Amazon MWAA frequently asked questions
This page describes common questions you may encounter when using Amazon Managed Workflows for Apache Airflow.
Contents
- Supported versions
- Use cases
- Environment specifications
- How much task storage is available to each environment?
- What is the default operating system used for Amazon MWAA environments?
- Can I use a custom image for my Amazon MWAA environment?
- Is Amazon MWAA HIPAA compliant?
- Does Amazon MWAA support Spot Instances?
- Does Amazon MWAA support a custom domain?
- Can I SSH into my environment?
- Why is a self-referencing rule required on the VPC security group?
- Can I hide environments from different groups in IAM?
- Can I store temporary data on the Apache Airflow Worker?
- Can I specify more than 25 Apache Airflow Workers?
- Does Amazon MWAA support shared Amazon VPCs or shared subnets?
- Metrics
- DAGs, Operators, Connections, and other questions
- Can I use the PythonVirtualenvOperator?
- How long does it take Amazon MWAA to recognize a new DAG file?
- Why is my DAG file not picked up by Apache Airflow?
- Can I remove a plugins.zip or requirements.txt from an environment?

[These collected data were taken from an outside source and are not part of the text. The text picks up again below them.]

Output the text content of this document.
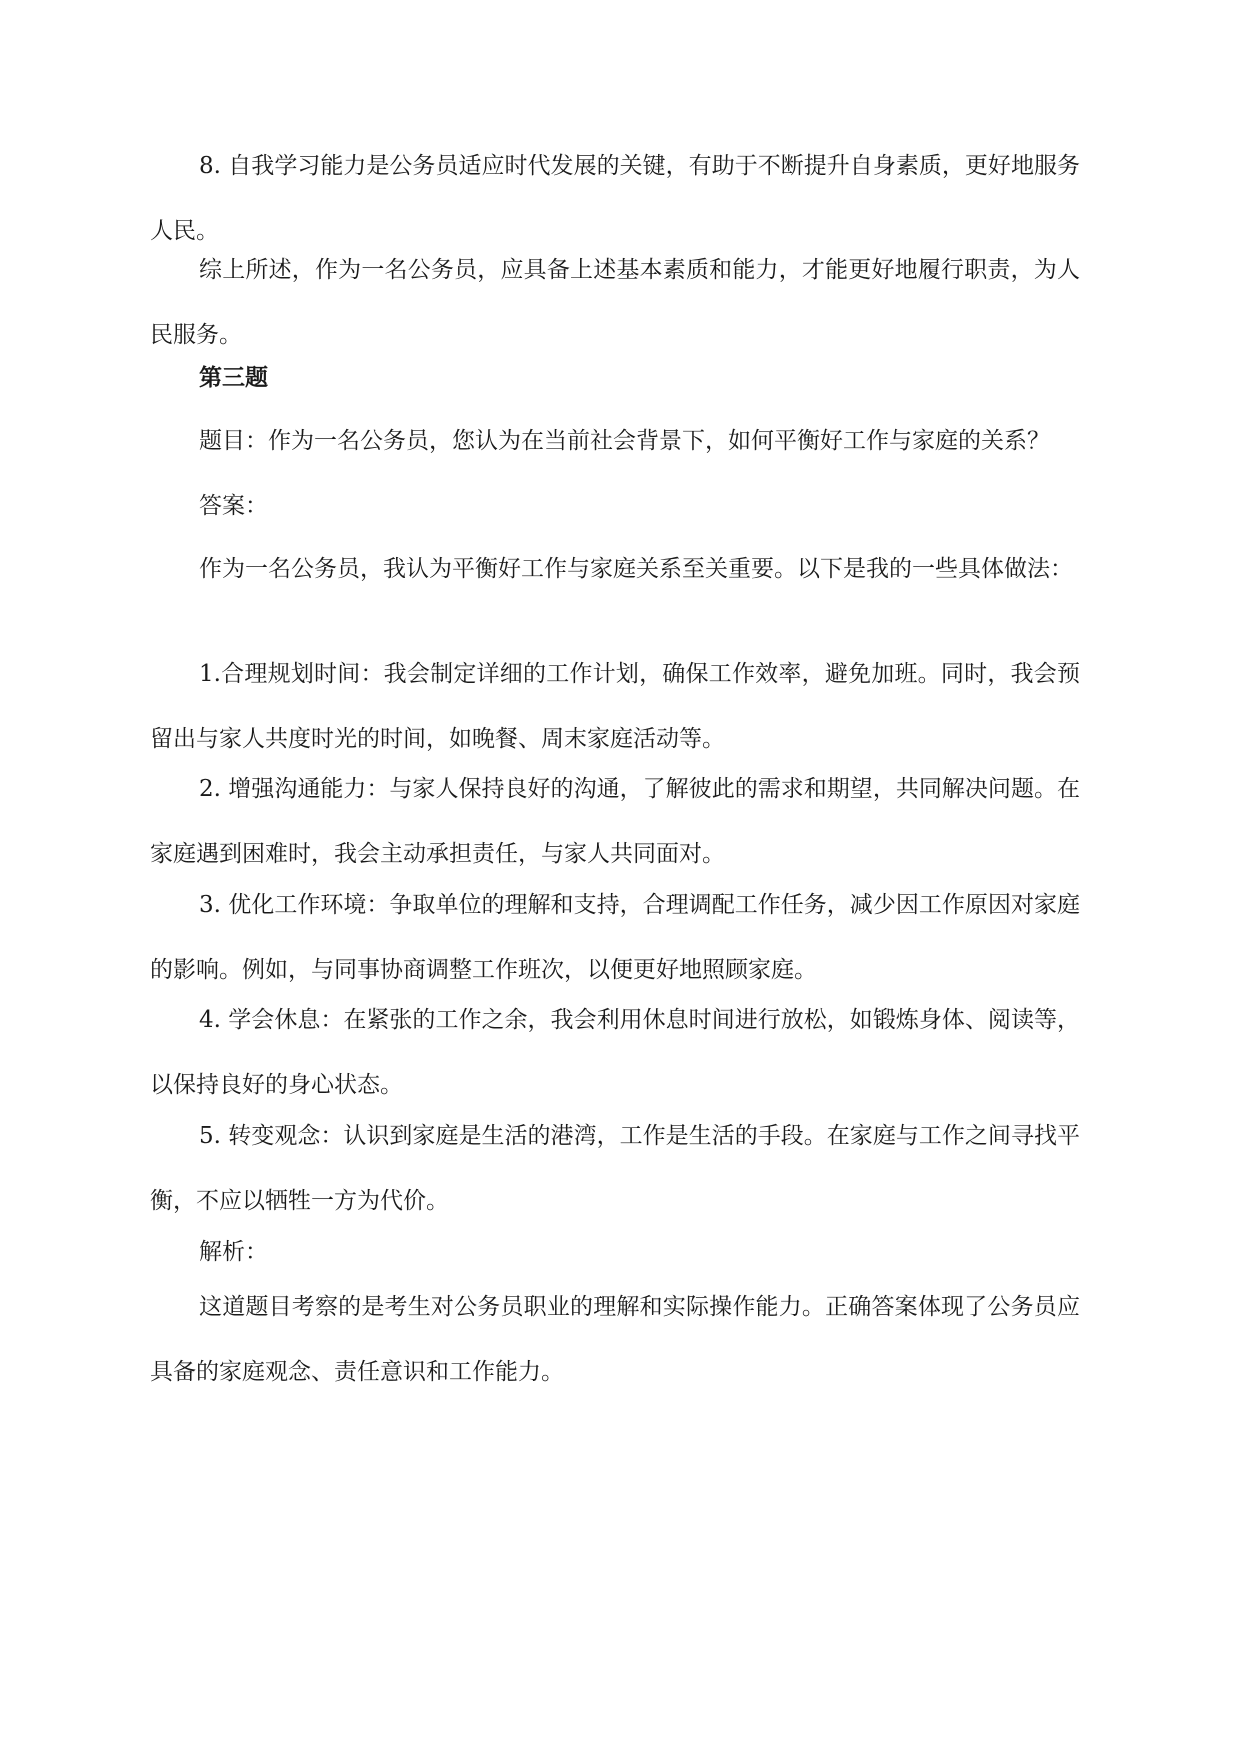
8. 自我学习能力是公务员适应时代发展的关键，有助于不断提升自身素质，更好地服务人民。

综上所述，作为一名公务员，应具备上述基本素质和能力，才能更好地履行职责，为人民服务。

第三题

题目：作为一名公务员，您认为在当前社会背景下，如何平衡好工作与家庭的关系？

答案：

作为一名公务员，我认为平衡好工作与家庭关系至关重要。以下是我的一些具体做法：

1.合理规划时间：我会制定详细的工作计划，确保工作效率，避免加班。同时，我会预留出与家人共度时光的时间，如晚餐、周末家庭活动等。

2. 增强沟通能力：与家人保持良好的沟通，了解彼此的需求和期望，共同解决问题。在家庭遇到困难时，我会主动承担责任，与家人共同面对。

3. 优化工作环境：争取单位的理解和支持，合理调配工作任务，减少因工作原因对家庭的影响。例如，与同事协商调整工作班次，以便更好地照顾家庭。

4. 学会休息：在紧张的工作之余，我会利用休息时间进行放松，如锻炼身体、阅读等，以保持良好的身心状态。

5. 转变观念：认识到家庭是生活的港湾，工作是生活的手段。在家庭与工作之间寻找平衡，不应以牺牲一方为代价。

解析：

这道题目考察的是考生对公务员职业的理解和实际操作能力。正确答案体现了公务员应具备的家庭观念、责任意识和工作能力。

- Why don't I see my plugins in the Apache Airflow v2.0.2 Admin Plugins menu?
- Can I use Amazon Database Migration Service (DMS) Operators?
- When I access the Airflow REST API using the Amazon credentials, can I increase the throttling limit to more than 10 transactions per second (TPS)?
Supported versions
What does Amazon MWAA support for Apache Airflow v2?
To learn what Amazon MWAA supports, see Apache Airflow versions on Amazon Managed Workflows for Apache Airflow.
Why are older versions of Apache Airflow not supported?
We are only supporting the latest (as of launch) Apache Airflow version Apache Airflow v1.10.12 due to security concerns with older versions.
What Python version should I use?
The following Apache Airflow versions are supported on Amazon Managed Workflows for Apache Airflow.
Note
-
Beginning with Apache Airflow v2.2.2, Amazon MWAA supports installing Python requirements, provider packages, and custom plugins directly on the Apache Airflow web server.
-
Beginning with Apache Airflow v2.7.2, your requirements file must include a
--constraint
statement. If you do not provide a constraint, Amazon MWAA will specify one for you to ensure the packages listed in your requirements are compatible with the version of Apache Airflow you are using.For more information on setting up constraints in your requirements file, see Installing Python dependencies.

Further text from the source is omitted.